Maya Pandêmica
A multidão arrastava-se
lentamente, entre ruídos e vozes desconhecidas, na praça rígida da realidade. A
verdade era única e envolvia todos os participantes. Estes se lembravam de seus
afazeres, de suas preocupações e de seus projetos e desejos, compreendidos ali
como importantes para o ser no mundo. E de fato, o eram em boa medida, embora
não suficientes à totalidade exigida pela existência, pois tudo que enxergamos é
somente parte. Evidentemente, acreditando-se ou aceitando-se uma realidade
maior, causadora de tudo e superior.
A deusa Maya, da cultura espiritual hindu,
é versada na sensualidade das formas, na
volúpia do concreto e na poderosa cola que é o visível (estamos colados a tudo que enxergamos
e de forma quase inescapável. Além disso, sem nenhuma dieta que inclua uma boa espiritualização das formas), fazendo de todos servos obedientes e amantes
fervorosos da matéria. Num lapso improvável
do tempo, num canto indistinto, nem central nem periférico, ergue-se um
indivíduo, trajando vestes coloridas com dizeres que falam sobre uma lei
esquecida.
Ele está sobre os ombros da
multidão observando os eventos, na verdade, para além deles. Sua atitude é
simples, tranquila e ordeira, mas
incomum aos homens viventes. O que ele avista não é uma maravilha nem um
fenômeno celeste extraordinário, apenas a possibilidade de amplidão e de
integração com o todo maior. Ergue-se, em seu olhar, como pássaro livre de um
cativeiro algo da consciência interior que destitui a autoridade do mundo,
retirando o véu de Maya, o véu da ilusão. Olha e passeia com a alma viva,
restabelecida de si mesma. No entanto, vê-se só num primeiro momento e em
dúvida, pois o desconhecido é uma temeridade em qualquer situação.
Aquilo é uma
mudança de estado, uma morte daquela etapa, como já acontecera tantas vezes na
sua vida. Qualquer morte é uma ilusão e só há um caminho, o renascimento. "É
isso, renascimento! Então, veio a sua alma uma voz "é preciso renascer bem, na suficiência
das necessidades e no avanço dos valores e virtudes". Depois se preocupou com algo. Como trazer o que
foi visto e sentido para o mundo? Nunca seria compreendido, tanto pela
simplicidade como pela espontaneidade de sua entrega. Nunca seria perdoado.
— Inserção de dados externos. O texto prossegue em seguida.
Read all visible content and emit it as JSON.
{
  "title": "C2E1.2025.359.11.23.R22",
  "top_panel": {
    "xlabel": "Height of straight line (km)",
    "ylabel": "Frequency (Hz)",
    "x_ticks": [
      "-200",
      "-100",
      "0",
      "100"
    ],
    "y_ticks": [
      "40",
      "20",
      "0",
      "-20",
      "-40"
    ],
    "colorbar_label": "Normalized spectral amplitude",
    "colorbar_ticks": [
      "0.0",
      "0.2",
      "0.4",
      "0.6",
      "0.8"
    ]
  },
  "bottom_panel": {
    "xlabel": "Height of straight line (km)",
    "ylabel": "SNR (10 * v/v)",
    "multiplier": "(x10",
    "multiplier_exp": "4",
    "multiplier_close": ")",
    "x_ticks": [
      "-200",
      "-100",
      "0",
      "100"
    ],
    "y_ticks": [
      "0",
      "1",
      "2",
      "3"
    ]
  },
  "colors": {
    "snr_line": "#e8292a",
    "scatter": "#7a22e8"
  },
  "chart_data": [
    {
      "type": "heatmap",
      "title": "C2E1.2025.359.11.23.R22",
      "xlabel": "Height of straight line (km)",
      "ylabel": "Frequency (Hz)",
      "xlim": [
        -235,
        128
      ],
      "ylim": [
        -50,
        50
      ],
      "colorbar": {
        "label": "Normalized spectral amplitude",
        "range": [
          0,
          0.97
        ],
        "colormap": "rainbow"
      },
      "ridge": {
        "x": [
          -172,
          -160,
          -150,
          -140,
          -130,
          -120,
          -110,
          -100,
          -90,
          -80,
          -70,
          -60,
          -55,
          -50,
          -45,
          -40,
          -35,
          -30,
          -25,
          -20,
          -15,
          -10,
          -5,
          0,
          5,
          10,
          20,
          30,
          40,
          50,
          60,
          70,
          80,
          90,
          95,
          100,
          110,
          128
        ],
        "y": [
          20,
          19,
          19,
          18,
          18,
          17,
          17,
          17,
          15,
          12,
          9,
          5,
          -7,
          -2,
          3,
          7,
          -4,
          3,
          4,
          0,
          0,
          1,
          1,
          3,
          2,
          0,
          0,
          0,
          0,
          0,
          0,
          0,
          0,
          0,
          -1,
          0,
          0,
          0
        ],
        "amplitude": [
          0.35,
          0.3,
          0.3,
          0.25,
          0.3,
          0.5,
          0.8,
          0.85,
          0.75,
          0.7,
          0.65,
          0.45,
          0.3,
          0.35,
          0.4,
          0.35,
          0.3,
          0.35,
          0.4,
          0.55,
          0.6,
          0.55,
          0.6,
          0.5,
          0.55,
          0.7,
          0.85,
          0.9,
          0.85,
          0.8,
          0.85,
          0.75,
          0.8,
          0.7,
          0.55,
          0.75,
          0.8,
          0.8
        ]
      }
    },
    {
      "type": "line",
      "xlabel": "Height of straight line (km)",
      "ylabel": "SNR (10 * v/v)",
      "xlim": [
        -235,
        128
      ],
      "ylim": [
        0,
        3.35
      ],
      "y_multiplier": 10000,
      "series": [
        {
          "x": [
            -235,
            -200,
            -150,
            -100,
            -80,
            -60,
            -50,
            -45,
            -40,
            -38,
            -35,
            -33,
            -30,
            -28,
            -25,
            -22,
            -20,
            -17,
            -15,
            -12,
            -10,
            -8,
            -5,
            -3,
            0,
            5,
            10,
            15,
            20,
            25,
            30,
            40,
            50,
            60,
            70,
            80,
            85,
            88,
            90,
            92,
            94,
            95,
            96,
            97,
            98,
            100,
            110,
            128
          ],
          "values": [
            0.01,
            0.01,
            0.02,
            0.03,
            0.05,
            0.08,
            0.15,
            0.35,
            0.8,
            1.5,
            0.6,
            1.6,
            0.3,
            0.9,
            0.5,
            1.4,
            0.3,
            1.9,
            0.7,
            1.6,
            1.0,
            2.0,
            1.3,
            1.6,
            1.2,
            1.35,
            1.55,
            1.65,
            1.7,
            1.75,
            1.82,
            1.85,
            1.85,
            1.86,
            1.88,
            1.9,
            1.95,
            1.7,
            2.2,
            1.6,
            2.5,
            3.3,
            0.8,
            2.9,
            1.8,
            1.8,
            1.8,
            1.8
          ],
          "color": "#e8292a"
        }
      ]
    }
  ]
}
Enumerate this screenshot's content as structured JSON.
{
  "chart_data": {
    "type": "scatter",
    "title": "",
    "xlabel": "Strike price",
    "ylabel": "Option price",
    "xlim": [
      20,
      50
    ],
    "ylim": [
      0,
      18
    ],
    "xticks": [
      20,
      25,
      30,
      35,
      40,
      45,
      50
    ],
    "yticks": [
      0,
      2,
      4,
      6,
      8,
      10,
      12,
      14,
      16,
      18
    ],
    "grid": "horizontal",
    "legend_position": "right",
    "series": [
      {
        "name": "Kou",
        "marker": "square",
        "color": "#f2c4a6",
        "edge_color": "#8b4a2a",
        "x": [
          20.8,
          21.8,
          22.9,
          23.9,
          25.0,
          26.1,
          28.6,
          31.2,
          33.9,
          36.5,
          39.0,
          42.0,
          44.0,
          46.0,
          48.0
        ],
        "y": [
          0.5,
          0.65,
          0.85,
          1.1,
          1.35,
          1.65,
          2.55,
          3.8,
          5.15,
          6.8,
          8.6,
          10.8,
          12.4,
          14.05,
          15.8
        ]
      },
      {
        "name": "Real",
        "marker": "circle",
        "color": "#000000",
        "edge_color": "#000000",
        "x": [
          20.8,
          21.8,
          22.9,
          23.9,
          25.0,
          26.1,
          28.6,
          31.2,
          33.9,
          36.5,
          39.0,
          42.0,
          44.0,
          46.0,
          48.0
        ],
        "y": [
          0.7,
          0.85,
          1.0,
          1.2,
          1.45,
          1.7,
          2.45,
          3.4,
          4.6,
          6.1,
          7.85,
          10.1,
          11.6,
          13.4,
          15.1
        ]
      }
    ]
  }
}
Nunca seria visitado. A começar por si mesmo no primeiro momento. E isso era o
pior! Mas talvez fosse exagero pensar assim! Coisas novas são atrativas,
revolucionárias e merecedoras de atenção.
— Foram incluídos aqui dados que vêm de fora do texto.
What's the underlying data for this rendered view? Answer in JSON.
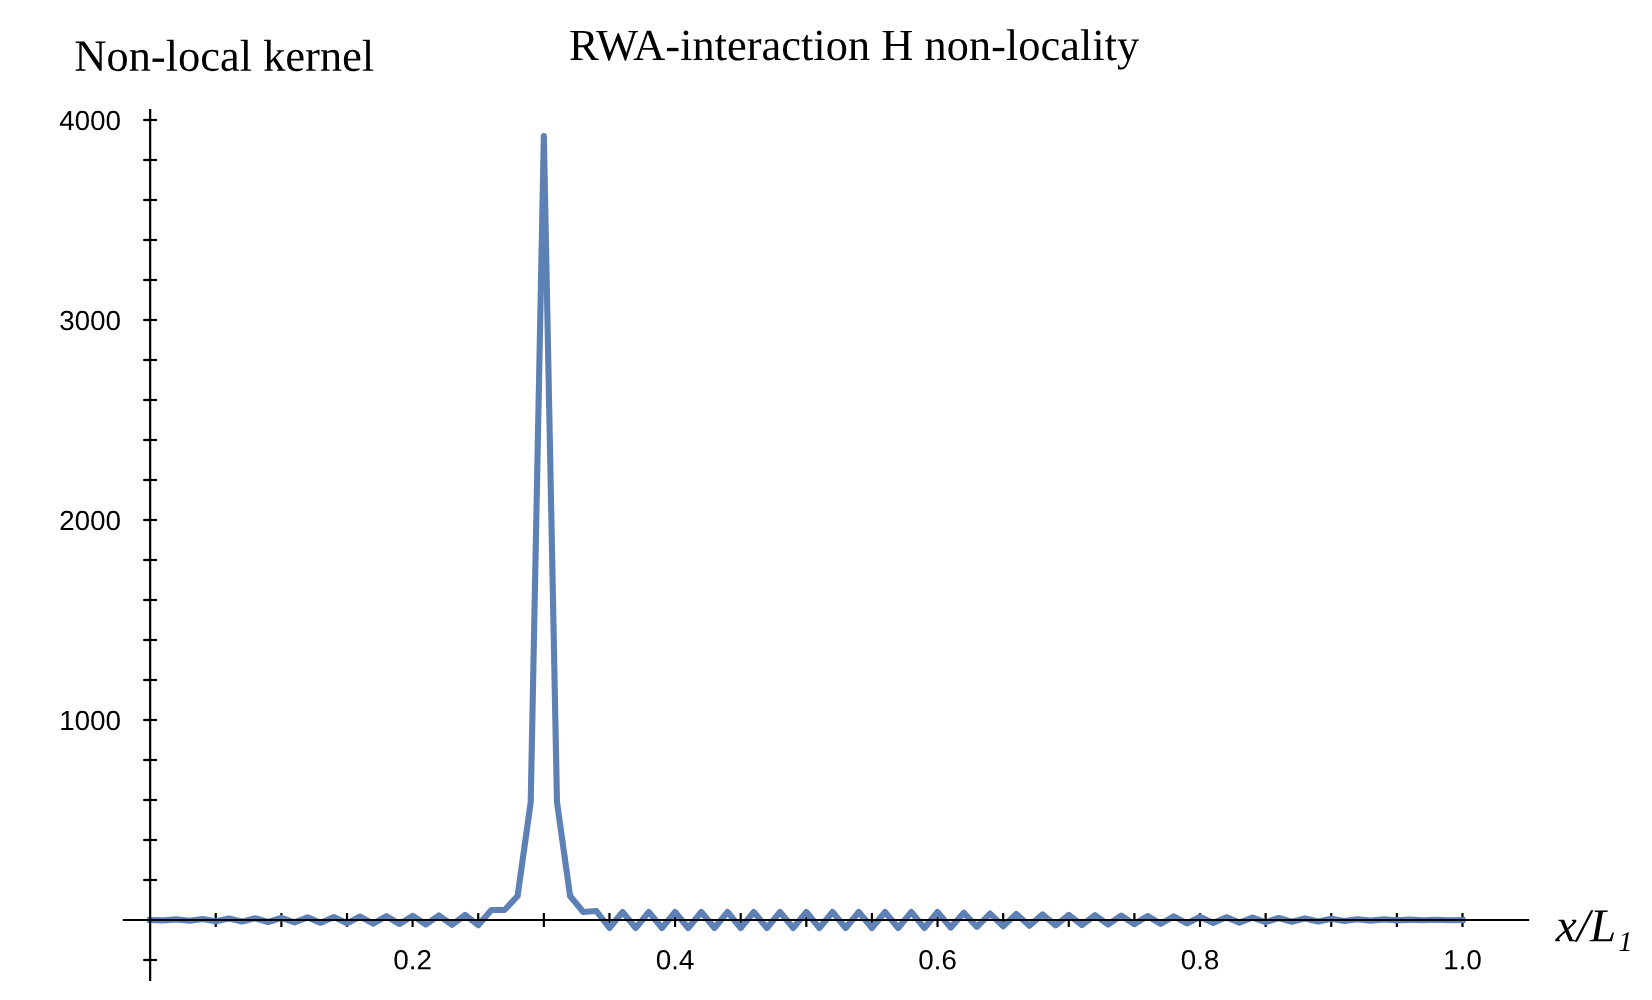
{
  "chart_data": {
    "type": "line",
    "title": "RWA-interaction H non-locality",
    "ylabel": "Non-local kernel",
    "xlabel": "x/L₁",
    "x": [
      0.0,
      0.01,
      0.02,
      0.03,
      0.04,
      0.05,
      0.06,
      0.07,
      0.08,
      0.09,
      0.1,
      0.11,
      0.12,
      0.13,
      0.14,
      0.15,
      0.16,
      0.17,
      0.18,
      0.19,
      0.2,
      0.21,
      0.22,
      0.23,
      0.24,
      0.25,
      0.26,
      0.27,
      0.28,
      0.29,
      0.3,
      0.31,
      0.32,
      0.33,
      0.34,
      0.35,
      0.36,
      0.37,
      0.38,
      0.39,
      0.4,
      0.41,
      0.42,
      0.43,
      0.44,
      0.45,
      0.46,
      0.47,
      0.48,
      0.49,
      0.5,
      0.51,
      0.52,
      0.53,
      0.54,
      0.55,
      0.56,
      0.57,
      0.58,
      0.59,
      0.6,
      0.61,
      0.62,
      0.63,
      0.64,
      0.65,
      0.66,
      0.67,
      0.68,
      0.69,
      0.7,
      0.71,
      0.72,
      0.73,
      0.74,
      0.75,
      0.76,
      0.77,
      0.78,
      0.79,
      0.8,
      0.81,
      0.82,
      0.83,
      0.84,
      0.85,
      0.86,
      0.87,
      0.88,
      0.89,
      0.9,
      0.91,
      0.92,
      0.93,
      0.94,
      0.95,
      0.96,
      0.97,
      0.98,
      0.99,
      1.0
    ],
    "series": [
      {
        "color": "#5e81b5",
        "values": [
          0,
          -2,
          3,
          -4,
          5,
          -6,
          7,
          -8,
          9,
          -10,
          11,
          -12,
          13,
          -14,
          15,
          -16,
          17,
          -18,
          19,
          -20,
          21,
          -22,
          23,
          -24,
          25,
          -26,
          50,
          50,
          120,
          590,
          3920,
          590,
          120,
          40,
          45,
          -40,
          40,
          -40,
          40,
          -40,
          40,
          -40,
          40,
          -40,
          40,
          -40,
          40,
          -40,
          40,
          -40,
          40,
          -40,
          40,
          -40,
          40,
          -40,
          40,
          -40,
          40,
          -40,
          40,
          -38,
          36,
          -34,
          32,
          -31,
          30,
          -29,
          28,
          -27,
          26,
          -25,
          24,
          -23,
          22,
          -21,
          20,
          -19,
          18,
          -17,
          16,
          -15,
          14,
          -13,
          12,
          -11,
          10,
          -9,
          8,
          -7,
          6,
          -5,
          4,
          -3,
          3,
          -2,
          2,
          -1,
          1,
          -1,
          0
        ]
      }
    ],
    "xlim": [
      -0.02,
      1.05
    ],
    "ylim": [
      -300,
      4050
    ],
    "xticks": [
      {
        "value": 0.05,
        "label": null
      },
      {
        "value": 0.1,
        "label": null
      },
      {
        "value": 0.15,
        "label": null
      },
      0.2,
      {
        "value": 0.25,
        "label": null
      },
      {
        "value": 0.3,
        "label": null
      },
      {
        "value": 0.35,
        "label": null
      },
      0.4,
      {
        "value": 0.45,
        "label": null
      },
      {
        "value": 0.5,
        "label": null
      },
      {
        "value": 0.55,
        "label": null
      },
      0.6,
      {
        "value": 0.65,
        "label": null
      },
      {
        "value": 0.7,
        "label": null
      },
      {
        "value": 0.75,
        "label": null
      },
      0.8,
      {
        "value": 0.85,
        "label": null
      },
      {
        "value": 0.9,
        "label": null
      },
      {
        "value": 0.95,
        "label": null
      },
      {
        "value": 1.0,
        "label": "1.0"
      }
    ],
    "yticks": [
      {
        "value": -200,
        "label": null
      },
      {
        "value": 200,
        "label": null
      },
      {
        "value": 400,
        "label": null
      },
      {
        "value": 600,
        "label": null
      },
      {
        "value": 800,
        "label": null
      },
      1000,
      {
        "value": 1200,
        "label": null
      },
      {
        "value": 1400,
        "label": null
      },
      {
        "value": 1600,
        "label": null
      },
      {
        "value": 1800,
        "label": null
      },
      2000,
      {
        "value": 2200,
        "label": null
      },
      {
        "value": 2400,
        "label": null
      },
      {
        "value": 2600,
        "label": null
      },
      {
        "value": 2800,
        "label": null
      },
      3000,
      {
        "value": 3200,
        "label": null
      },
      {
        "value": 3400,
        "label": null
      },
      {
        "value": 3600,
        "label": null
      },
      {
        "value": 3800,
        "label": null
      },
      4000
    ],
    "grid": false,
    "line_style": "solid"
  }
}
Mas há um preço sempre! Não podia se esquecer disso. Sem demora, logo avista outros, outros tantos, não muitos. Seu olhar irradia um brilho, um arco-íris que atrai e liga a esses outros erguidos e entusiasmados. Todos acenam alegres entre si e com cumplicidade. Sem dizer em palavras, pois não são necessárias onde se encontram, compreendem que haverá trocas e partilhas quando eventualmente se encontrarem nos domínios de Maya, que sempre está atraindo e puxando com irrefreável força. Ele vê surpreso aquilo tudo e com simpatia escancarada, então uma voz íntima diz com mansidão: "Não haverá revolução, mas evolução!"